Blood shortage is a problem requiring multidimensional solutions and close collaboration between researchers, blood bank staff, policy-makers and all of society. We can learn from efforts in high-income countries, and new solutions to sustain the blood supply continue to emerge., Instead of a discussion of specific solutions, we suggest the following overall strategies, which we consider of great importance to the future of blood service management in China.

Strategy I. Education

A voluntary, unpaid donation-based blood system in China is still in its early stages. Therefore, professional, public and early education should be strengthened across the country to encourage blood donation. In contrast to the more than 30 years’ experience in education on transfusion medicine in the USA, transfusion medicine only became a separate specialty in China in 2016. Only seven of over 2500 universities nationwide now offer undergraduate education in transfusion medicine.
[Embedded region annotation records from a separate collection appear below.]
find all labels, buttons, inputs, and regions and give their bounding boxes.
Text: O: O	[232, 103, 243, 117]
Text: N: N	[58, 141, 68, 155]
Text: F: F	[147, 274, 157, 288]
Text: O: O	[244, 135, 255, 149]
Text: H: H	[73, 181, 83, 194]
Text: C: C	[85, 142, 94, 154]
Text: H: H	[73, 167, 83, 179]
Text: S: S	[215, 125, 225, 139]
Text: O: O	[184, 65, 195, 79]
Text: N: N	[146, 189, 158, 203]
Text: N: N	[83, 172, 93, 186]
Accelerating professional education and developing qualified blood service teams are important, especially to train personnel on assuring the quality, safety and appropriate use of blood. In addition, increasing public awareness and helping more eligible adults to understand the importance of blood donation, could greatly increase the number of blood donors and hence the blood supply. For example, the current blood donation rate among young people is much lower in China (30 donors per 1000 population) than in high-income countries (e.g. 116 per 1000 in Poland). With long-term problems in blood donation and an ageing population similar to China,, Japan has set several good examples, especially early education of schoolchildren, the main blood donors of the future.

Strategy II. Tailored methods

The large regional variation in blood supply and demand in China is a unique challenge; thus, strategies to tackle the issue should vary accordingly. For example, given the very high predicted blood demand/supply ratios in Sichuan because of an ageing population, the age limit of healthy voluntary donors was increased from 59 to 65 years in 2019. Ensuring that only expired or unusable blood is discarded would also improve blood supply in Sichuan. In 2016, more than 10% of blood collected in the province was discarded, which could be compared with a discard rate of 1% in Jiangsu. In other regions of western China, despite less pressure from ageing populations, there is a rapid increase of blood demand, which calls for preparedness of blood services in equipment, facilities, staff, organization as well as technical support from the eastern regions of China as needed. Sentinel hospitals (as in the Republic of Korea) should be established in sparsely populated areas to better understand and cater to the needs of residents for blood services.

Strategy III. Multilevel coordination

China has considerable experience in network and systems construction, which could be used to improve coordination of blood services. First, cross-sectoral coordination: given the large blood shortage according to our projection, mechanisms should be established to strengthen transparency and communication between blood banks, hospitals and communities to match patient needs. Second, cross-regional coordination: even though 98.6% (8709/8831 units) of blood products were reallocated within provinces in 2016, increasing the movement of blood products across provincial borders may offset urgent shortages, especially in regions predicted to not be self-sufficient in future. Third, urban–rural coordination: population ageing in rural China is twice that in urban areas. As can be inferred from our sensitivity analyses on people aged 18–34 years, these young adults relocating to work in cities would create greater difficulties for blood services in rural areas and for their parents and the children left behind. Fourth, short-term coordination: although average predicted blood shortages are not high in provinces with high levels of imported labour (e.g. Guangdong), reliance on university students and migrant workers results in seasonal blood shortages during summer holidays and the annual celebration of the Chinese New Year, which is a special challenge requiring more flexible and coordinated solutions.